Using Function Notation

Since Calculus makes heavy use of the idea of substituting something other than the variable into a function for purposes like evaluating certain important expressions like

f(x+h)-f(x)
h

which has some kind of silly purpose like finding a slope of a tangent line, most pre-calculus books have some exercises in this. For reasons that I still only partially understand, many students have a lot of trouble with this, so over the years I have come up with a few suggestions that seem to help.

Example 1

Problem: f(x)=x². Find f(x+1).

Solution: The idea here is to take simply take the function definition and replace each occurence of x with x+1, sort of like the Change All command in a word processor, but this doesn't quite work if you take it literally because then you get f(x+1)=x+1², which would mean that only the 1 was being squared rather than the whole x+1, so you either have to use a little common sense and mindfulness of the meaning or make another rule that on the right side of the equation you should always put parentheses around the x+1. After all unnecessary parentheses never hurt anything, and you can always remove them later when you see that they have no effect on the meaning. In fact even if you made the rule be that you replace the x's on both the right and left side with (x+1) you would end up all right. You would just have f((x+1))=(x+1)², and then you could see that one of the sets of parentheses could be removed without effecting the meaning.

But some students have trouble handling this for various reasons, some of which I partly understand and some I still don't at all. One important thing is to make sure to understand the basic idea of a function in the first place, that the f represents a rule or operation being applied its input and that the x is just a blank to be filled in. The f is not multiplying the x either, the f and the x are totally different kinds of creatures. The f is sort like a coke machine and the x is the 60¢--or whatever it's gone up to nowadays--and the x² is the can of coke.

Sometimes it helps to try to blur the x+1 in your mind to make sure you see it as a single thing. x+1 represents a number just as much as x does, so anything you can do with x you can do with x+1. It also helps to make a point of not trying to simplify at the same time you are substituting even if the expression you get is very ugly. Then after you have some kind of expression for your answer then simplify it. This way you won't have to think about function notation and algebra at the same time. An added advantage to this is that most instructors, including myself will probably give you at least a good amount partial credit for an unsimplified answer regardless how ugly it looks. Remember that the point of exercises like this is not to show your algebraic prowess, it is to show that you know how function notation works.
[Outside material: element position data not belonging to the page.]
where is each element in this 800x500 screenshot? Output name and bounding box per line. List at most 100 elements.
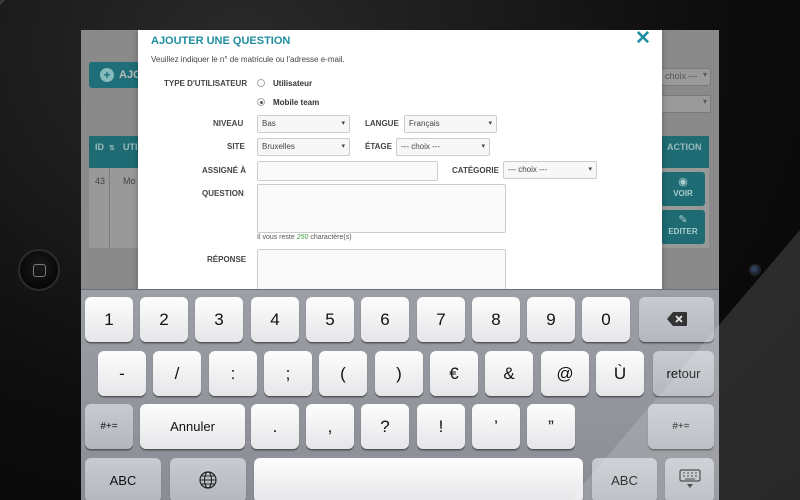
return-key[interactable]: retour [653, 351, 714, 396]
langue-label: LANGUE [365, 119, 399, 128]
key-2[interactable]: 2 [140, 297, 188, 342]
radio-utilisateur[interactable] [257, 79, 265, 87]
key-period[interactable]: . [251, 404, 299, 449]
home-button[interactable] [18, 249, 60, 291]
key-quote[interactable]: ” [527, 404, 575, 449]
key-colon[interactable]: : [209, 351, 257, 396]
annuler-key[interactable]: Annuler [140, 404, 245, 449]
backspace-key[interactable] [639, 297, 714, 342]
key-9[interactable]: 9 [527, 297, 575, 342]
eye-icon: ◉ [678, 176, 688, 188]
modal-title: AJOUTER UNE QUESTION [151, 35, 291, 47]
symbols-key-left[interactable]: #+= [85, 404, 133, 449]
bg-filter-select-1: choix --- ▾ [661, 68, 711, 86]
niveau-select[interactable]: Bas ▾ [257, 115, 350, 133]
langue-value: Français [409, 119, 440, 128]
col-action: ACTION [667, 142, 702, 152]
assigne-label: ASSIGNÉ À [202, 166, 247, 175]
key-3[interactable]: 3 [195, 297, 243, 342]
abc-key-right[interactable]: ABC [592, 458, 657, 500]
reponse-label: RÉPONSE [207, 255, 247, 264]
reponse-textarea[interactable] [257, 249, 506, 294]
view-button-label: VOIR [673, 189, 693, 198]
view-button: ◉ VOIR [661, 172, 705, 206]
sort-icon: ⇅ [109, 145, 115, 152]
chevron-down-icon: ▾ [702, 70, 707, 79]
tablet-device: + AJO choix --- ▾ ▾ ID ⇅ UTI ACTION 43 Mo [0, 0, 800, 500]
question-label: QUESTION [202, 189, 244, 198]
key-comma[interactable]: , [306, 404, 354, 449]
categorie-label: CATÉGORIE [452, 166, 499, 175]
categorie-value: --- choix --- [508, 165, 548, 174]
bg-filter-value: choix --- [665, 71, 698, 81]
chevron-down-icon: ▾ [341, 143, 345, 150]
plus-icon: + [100, 68, 114, 82]
edit-button: ✎ EDITER [661, 210, 705, 244]
add-question-modal: AJOUTER UNE QUESTION ✕ Veuillez indiquer… [138, 30, 662, 294]
niveau-label: NIVEAU [213, 119, 244, 128]
user-type-label: TYPE D'UTILISATEUR [164, 79, 248, 88]
modal-subtitle: Veuillez indiquer le n° de matricule ou … [151, 55, 345, 64]
key-1[interactable]: 1 [85, 297, 133, 342]
niveau-value: Bas [262, 119, 276, 128]
globe-icon [199, 471, 217, 489]
chevron-down-icon: ▾ [481, 143, 485, 150]
edit-button-label: EDITER [668, 227, 698, 236]
pencil-icon: ✎ [678, 214, 688, 226]
radio-mobile-team[interactable] [257, 98, 265, 106]
site-value: Bruxelles [262, 142, 295, 151]
key-ampersand[interactable]: & [485, 351, 533, 396]
key-7[interactable]: 7 [417, 297, 465, 342]
key-question[interactable]: ? [361, 404, 409, 449]
add-question-button: + AJO [89, 62, 142, 88]
note-suffix: charactère(s) [308, 234, 352, 241]
bg-filter-select-2: ▾ [661, 95, 711, 113]
radio-mobile-team-label: Mobile team [273, 98, 320, 107]
langue-select[interactable]: Français ▾ [404, 115, 497, 133]
key-8[interactable]: 8 [472, 297, 520, 342]
space-key[interactable] [254, 458, 583, 500]
question-textarea[interactable] [257, 184, 506, 233]
divider [109, 168, 110, 248]
key-slash[interactable]: / [153, 351, 201, 396]
backspace-icon [666, 312, 687, 326]
note-prefix: Il vous reste [257, 234, 297, 241]
chars-remaining-note: Il vous reste 250 charactère(s) [257, 234, 352, 241]
key-6[interactable]: 6 [361, 297, 409, 342]
key-euro[interactable]: € [430, 351, 478, 396]
close-icon[interactable]: ✕ [635, 30, 651, 49]
key-close-paren[interactable]: ) [375, 351, 423, 396]
key-4[interactable]: 4 [251, 297, 299, 342]
key-5[interactable]: 5 [306, 297, 354, 342]
key-semicolon[interactable]: ; [264, 351, 312, 396]
row-title: Mo [123, 176, 136, 186]
etage-label: ÉTAGE [365, 142, 392, 151]
on-screen-keyboard: 1 2 3 4 5 6 7 8 9 0 - / : ; ( ) € & @ Ù … [81, 289, 719, 500]
etage-value: --- choix --- [401, 142, 441, 151]
categorie-select[interactable]: --- choix --- ▾ [503, 161, 597, 179]
key-dash[interactable]: - [98, 351, 146, 396]
key-u-grave[interactable]: Ù [596, 351, 644, 396]
chevron-down-icon: ▾ [341, 120, 345, 127]
assigne-input[interactable] [257, 161, 438, 181]
site-select[interactable]: Bruxelles ▾ [257, 138, 350, 156]
key-at[interactable]: @ [541, 351, 589, 396]
key-0[interactable]: 0 [582, 297, 630, 342]
hide-keyboard-key[interactable] [665, 458, 714, 500]
key-open-paren[interactable]: ( [319, 351, 367, 396]
etage-select[interactable]: --- choix --- ▾ [396, 138, 490, 156]
col-id: ID [95, 142, 104, 152]
col-title: UTI [123, 142, 138, 152]
keyboard-hide-icon [678, 469, 701, 488]
site-label: SITE [227, 142, 245, 151]
globe-key[interactable] [170, 458, 246, 500]
chevron-down-icon: ▾ [488, 120, 492, 127]
note-count: 250 [296, 234, 309, 241]
radio-utilisateur-label: Utilisateur [273, 79, 313, 88]
symbols-key-right[interactable]: #+= [648, 404, 714, 449]
abc-key-left[interactable]: ABC [85, 458, 161, 500]
chevron-down-icon: ▾ [588, 166, 592, 173]
key-exclamation[interactable]: ! [417, 404, 465, 449]
row-id: 43 [95, 176, 106, 186]
key-apostrophe[interactable]: ’ [472, 404, 520, 449]
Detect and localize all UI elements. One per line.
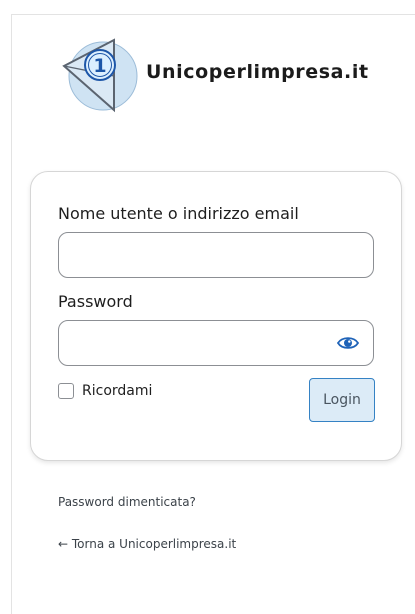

When I give a problem like the one above, my main aim is not to see if you can expand out (x+1)²  by using FOIL or the squaring formula it is to see if you know that it represents (x+1)² rather than x²+1 or x²(x+1). I do normally require my students to simplify expressions that they get in these problems and many other instructor will too, because it is a good chance to keep in practice with your algebraic skills, but that is definitely the less important part.

Another thing that some students find that is helpful is to change the variable in the defining function, because it can be easier to let t be x+1 than to let x be x+1. So write f(t)=t² and say let t=x+1, what does this become. If that doesn't work try replacing the x with an empty pair of parentheses and writing f(      )=(      )². Then just fill in the parentheses with whatever you want. So if you want to complete f(x+1)=?, just take this definition and fill in the parentheses each with x+1 to get f(x+1)=(x+1)²

And yes, the final answer is x²+2x+1, for those of you who want to know whether you have your FOIL right.

Now for a harder problem just to show that f(x) isn't always x².

Example 2

Problem: f(x)=x³+5x²-6x+1. Find f(-x).

Solution: This one is a little trickier because there is more than one occurence of x, but the same rule holds. Just replace each occurence of x with -x and you are good to go. Then after that do any simplifying that you can do. If it helps, think of this as

f(    )=  (     )³+5(     )²-6(      )+1

Then fill in the parentheses with -x.

f(-x)=(-x)³+5(-x)²-6(-x)+1

Now simplify to get

f(-x)=-x³+5x²+6x+1.

Now here is an interesting one that might trick you if you are not careful, because it is too easy.

Example 3

Problem: f(x)=5. Find f(x³+5x²-6x+1).

Solution: f(x³+5x²-6x+1)=5
Reason: No blanks to fill in on the right side. f(      )=5 This is a constant function. No matter what you put into it you get 5. If you put a million into it you would get 5. If you put an elefant in it you would get 5, provided elefants were in its domain.